Four Fresh Big Wontons
1.
Add 500 grams of flour to about 270 grams of water to knead into a smooth dough, cover with a damp cloth and wake up for about 1 hour. Wash the pork leg and chop into meat filling, add light soy sauce, oyster sauce, cooking wine, pepper powder and beat until the meat is sticky and elastic, then add chopped green onion and stir well.
2.
Soak the black fungus in advance, wash, and chop; peel the carrots, wash, and chop; wash the cabbage, chop with a little salt, and squeeze the water.
3.
Add chopped black fungus, chopped carrots and squeeze the water to the cabbage.
4.
Season with salt and stir well.
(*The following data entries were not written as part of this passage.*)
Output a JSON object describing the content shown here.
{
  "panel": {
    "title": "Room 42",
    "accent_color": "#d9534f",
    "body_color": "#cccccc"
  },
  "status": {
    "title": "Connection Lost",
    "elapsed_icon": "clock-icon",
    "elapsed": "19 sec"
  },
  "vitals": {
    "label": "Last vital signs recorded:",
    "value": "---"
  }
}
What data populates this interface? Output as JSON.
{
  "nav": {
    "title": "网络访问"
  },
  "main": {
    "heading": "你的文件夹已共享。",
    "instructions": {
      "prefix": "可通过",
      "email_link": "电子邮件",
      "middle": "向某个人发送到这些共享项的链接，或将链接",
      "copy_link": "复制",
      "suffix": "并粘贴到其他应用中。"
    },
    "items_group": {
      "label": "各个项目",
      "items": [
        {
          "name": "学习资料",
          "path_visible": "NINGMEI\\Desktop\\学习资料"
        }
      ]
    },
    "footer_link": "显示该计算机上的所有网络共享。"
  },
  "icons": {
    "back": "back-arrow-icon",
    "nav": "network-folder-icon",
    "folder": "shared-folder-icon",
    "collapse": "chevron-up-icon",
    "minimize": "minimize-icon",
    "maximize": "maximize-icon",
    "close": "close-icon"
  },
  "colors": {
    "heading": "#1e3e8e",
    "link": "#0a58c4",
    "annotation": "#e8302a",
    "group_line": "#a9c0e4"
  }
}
The minced meat is sticky, elastic and shiny.
5.
Take an appropriate amount of dough and slowly roll it into a round shape with a thickness of about 2mm.
6.
Use a circular cutting die to press out the wonton wrappers. (I used the lid of the stainless steel cup)
7.
Wrap the right amount of filling and pinch the edges tightly.
8.
Pinch the pointed corners of the two ends together to form an ingot shape.
9.
Wrapped wontons.
10.
Do not re-make wonton wrappers with the remaining noodles, tear them into pieces to make noodles.
11.
Put shrimp skins, seaweed, chopped green onion, salt and salad oil (preferably lard) in a bowl, and pour in some boiling water or stock.
12.
Put water in the pot and bring to a boil, add the wontons, and cook until the wontons float up and cook for about 2 minutes.